La Coordinadora Nacional de Trabajadores de la Educación (CNTE) ha intensificado su reclamo contra la Ley del Instituto de Seguridad y Servicios Sociales de los Trabajadores del Estado (ISSSTE) promulgada en 2007. Este movimiento magisterial, conocido por su férrea defensa de los derechos laborales, considera que dicha ley representa un "retroceso" significativo y ha hecho de su eliminación una de sus principales banderas de lucha.

Desde hace años, la CNTE ha mantenido una postura de confrontación con el Gobierno Federal respecto a esta legislación. Argumentan que la Ley del ISSSTE de 2007 modificó aspectos cruciales de las pensiones y jubilaciones, así como otros beneficios sociales, en detrimento de los trabajadores del Estado, especialmente del sector magisterial.

La principal objeción de la CNTE radica en el régimen de pensiones. La ley de 2007 estableció un esquema de cuentas individuales, administrado por un Sistema de Ahorro para el Retiro (SAR), que sustituyó al anterior sistema de reparto. Los maestros disidentes sostienen que este cambio ha precarizado sus futuras pensiones, al vincularlas al comportamiento de los mercados financieros y a las aportaciones individuales, en lugar de garantizar un ingreso digno y seguro basado en años de servicio.

Este nuevo modelo, según la CNTE, genera incertidumbre y vulnerabilidad para los trabajadores que están próximos a retirarse o que ya lo han hecho. La volatilidad de los mercados puede erosionar los ahorros acumulados, y las comisiones cobradas por las administradoras de fondos para el retiro (AFORES) también son un punto de crítica constante.

Además de las pensiones, la CNTE señala otras afectaciones. Se mencionan recortes en prestaciones como el seguro de salud, el acceso a créditos y otros servicios que, en su opinión, eran más robustos bajo la legislación anterior. La percepción es que la ley de 2007 buscó eficientar el gasto público a costa del bienestar de los trabajadores.

El conflicto no es nuevo. La CNTE ha utilizado diversas estrategias de movilización, incluyendo paros laborales, marchas y plantones, para presionar al gobierno y lograr la derogación de la ley. Estas acciones han generado interrupciones en el servicio educativo y han puesto en jaque la gobernabilidad en diversas entidades federativas donde el magisterio tiene una fuerte presencia.

La respuesta del gobierno, hasta ahora, ha sido de resistencia. Las administraciones federales han defendido la Ley del ISSSTE de 2007 como una reforma necesaria para la sostenibilidad financiera del sistema de pensiones y para adecuarlo a las realidades económicas del país. Argumentan que la ley busca garantizar el pago de las pensiones a largo plazo y que los beneficios para los trabajadores siguen siendo significativos.

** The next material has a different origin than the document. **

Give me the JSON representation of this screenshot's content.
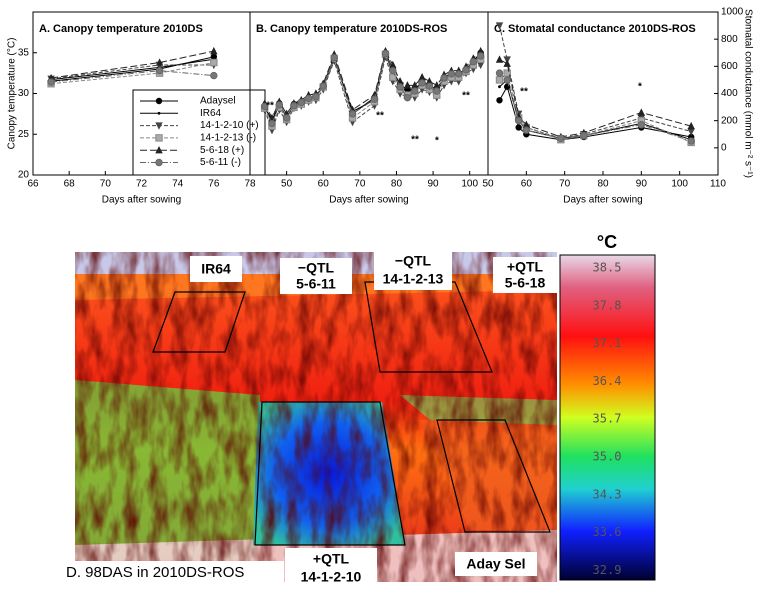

Sin embargo, la CNTE no cede. Su demanda va más allá de simples ajustes; exigen la eliminación total de la ley de 2007 y, en muchos casos, la reinstauración del régimen anterior, o al menos, la negociación de un nuevo esquema que garantice pensiones justas y seguras.

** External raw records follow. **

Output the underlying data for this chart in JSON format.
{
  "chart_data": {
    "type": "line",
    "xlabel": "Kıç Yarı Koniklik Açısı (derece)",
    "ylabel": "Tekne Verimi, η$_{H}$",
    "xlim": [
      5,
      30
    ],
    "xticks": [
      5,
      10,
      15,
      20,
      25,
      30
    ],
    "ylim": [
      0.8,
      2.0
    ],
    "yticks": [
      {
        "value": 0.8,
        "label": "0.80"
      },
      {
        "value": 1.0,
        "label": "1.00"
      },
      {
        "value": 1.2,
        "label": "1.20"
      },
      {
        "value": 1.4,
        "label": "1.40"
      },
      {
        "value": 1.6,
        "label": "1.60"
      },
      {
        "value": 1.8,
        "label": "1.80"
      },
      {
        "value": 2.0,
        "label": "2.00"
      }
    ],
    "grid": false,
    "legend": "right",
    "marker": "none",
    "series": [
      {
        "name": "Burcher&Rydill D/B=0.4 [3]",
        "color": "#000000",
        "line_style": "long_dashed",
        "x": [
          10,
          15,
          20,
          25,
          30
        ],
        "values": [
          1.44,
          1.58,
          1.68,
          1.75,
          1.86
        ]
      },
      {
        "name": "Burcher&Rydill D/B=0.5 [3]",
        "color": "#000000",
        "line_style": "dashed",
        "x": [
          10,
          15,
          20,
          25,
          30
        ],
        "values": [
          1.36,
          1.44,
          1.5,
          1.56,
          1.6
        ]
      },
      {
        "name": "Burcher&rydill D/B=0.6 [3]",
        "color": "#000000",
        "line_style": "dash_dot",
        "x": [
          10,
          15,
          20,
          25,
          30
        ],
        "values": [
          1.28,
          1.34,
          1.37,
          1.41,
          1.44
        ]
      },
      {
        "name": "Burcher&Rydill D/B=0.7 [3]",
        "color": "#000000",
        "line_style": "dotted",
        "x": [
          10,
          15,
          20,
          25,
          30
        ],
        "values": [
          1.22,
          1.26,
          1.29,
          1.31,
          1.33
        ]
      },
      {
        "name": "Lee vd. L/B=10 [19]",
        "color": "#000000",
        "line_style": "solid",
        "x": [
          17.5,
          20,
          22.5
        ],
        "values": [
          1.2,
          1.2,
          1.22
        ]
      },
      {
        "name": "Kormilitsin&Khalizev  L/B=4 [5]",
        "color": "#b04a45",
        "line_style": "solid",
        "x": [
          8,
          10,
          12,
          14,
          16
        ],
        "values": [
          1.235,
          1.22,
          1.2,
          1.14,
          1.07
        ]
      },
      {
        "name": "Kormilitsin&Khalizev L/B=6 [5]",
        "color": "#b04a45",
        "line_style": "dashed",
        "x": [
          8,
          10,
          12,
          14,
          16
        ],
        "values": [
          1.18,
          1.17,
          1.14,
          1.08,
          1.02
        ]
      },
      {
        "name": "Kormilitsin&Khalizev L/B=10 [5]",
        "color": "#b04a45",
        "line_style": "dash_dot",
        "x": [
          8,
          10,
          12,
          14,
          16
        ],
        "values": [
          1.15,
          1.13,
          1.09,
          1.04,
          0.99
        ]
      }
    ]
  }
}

El trasfondo de esta disputa se remonta a las reformas estructurales implementadas en sexenios anteriores, que buscaron modernizar el Estado y sus sistemas de seguridad social. La Ley del ISSSTE de 2007 fue parte de un paquete de reformas que también incluyó la del IMSS, y que generaron amplio debate y resistencia en diversos sectores.

La CNTE, como organización sindical con una larga historia de lucha y movilización, se ha erigido como una de las voces más críticas contra estas reformas. Su capacidad para organizar a miles de maestros y paralizar actividades esenciales les otorga un poder de negociación considerable, aunque no siempre se traduce en la consecución de sus demandas.

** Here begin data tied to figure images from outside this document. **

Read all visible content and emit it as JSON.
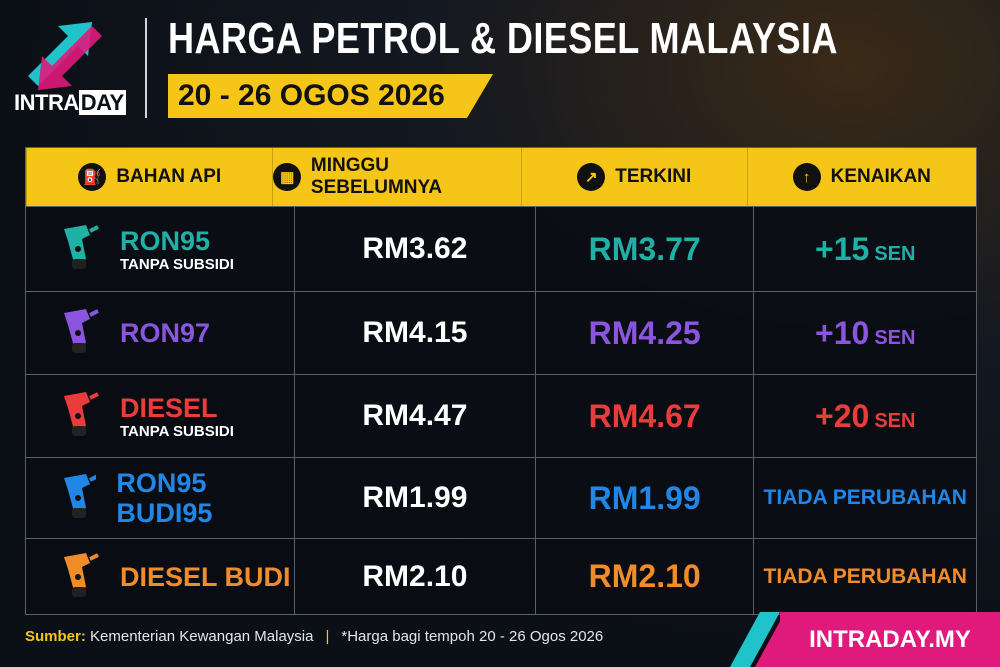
{
  "header": {
    "logo_left": "INTRA",
    "logo_right": "DAY",
    "title": "HARGA PETROL & DIESEL MALAYSIA",
    "date": "20 - 26 OGOS 2026"
  },
  "table": {
    "columns": [
      "BAHAN API",
      "MINGGU SEBELUMNYA",
      "TERKINI",
      "KENAIKAN"
    ],
    "rows": [
      {
        "name": "RON95",
        "subtitle": "TANPA SUBSIDI",
        "color": "#1fb0a6",
        "previous": "RM3.62",
        "current": "RM3.77",
        "change": "+15",
        "change_unit": "SEN"
      },
      {
        "name": "RON97",
        "color": "#8b55e0",
        "previous": "RM4.15",
        "current": "RM4.25",
        "change": "+10",
        "change_unit": "SEN"
      },
      {
        "name": "DIESEL",
        "subtitle": "TANPA SUBSIDI",
        "color": "#ec3b3b",
        "previous": "RM4.47",
        "current": "RM4.67",
        "change": "+20",
        "change_unit": "SEN"
      },
      {
        "name": "RON95 BUDI95",
        "color": "#2286e6",
        "previous": "RM1.99",
        "current": "RM1.99",
        "change": "TIADA PERUBAHAN"
      },
      {
        "name": "DIESEL BUDI",
        "color": "#f28c28",
        "previous": "RM2.10",
        "current": "RM2.10",
        "change": "TIADA PERUBAHAN"
      }
    ]
  },
  "footer": {
    "source_label": "Sumber:",
    "source": "Kementerian Kewangan Malaysia",
    "note": "*Harga bagi tempoh 20 - 26 Ogos 2026",
    "url": "INTRADAY.MY"
  }
}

La situación actual pone de manifiesto la persistente tensión entre las políticas de austeridad y las demandas de los trabajadores por mantener y mejorar sus derechos adquiridos. La Ley del ISSSTE de 2007 se ha convertido en un símbolo de esta pugna.

El futuro de esta demanda es incierto. Dependerá de la capacidad de la CNTE para mantener la presión y de la voluntad política del gobierno para entablar un diálogo constructivo que pueda ofrecer soluciones a las preocupaciones del magisterio. La posibilidad de una derogación total parece remota, pero no se descartan posibles mesas de negociación para revisar aspectos específicos de la ley.

La disputa por la Ley del ISSSTE 2007 es un reflejo de las profundas divisiones y debates que aún persisten en México sobre el modelo de seguridad social y los derechos laborales en el servicio público. La CNTE, con su persistencia, mantiene viva la controversia y la exigencia de justicia para sus agremiados.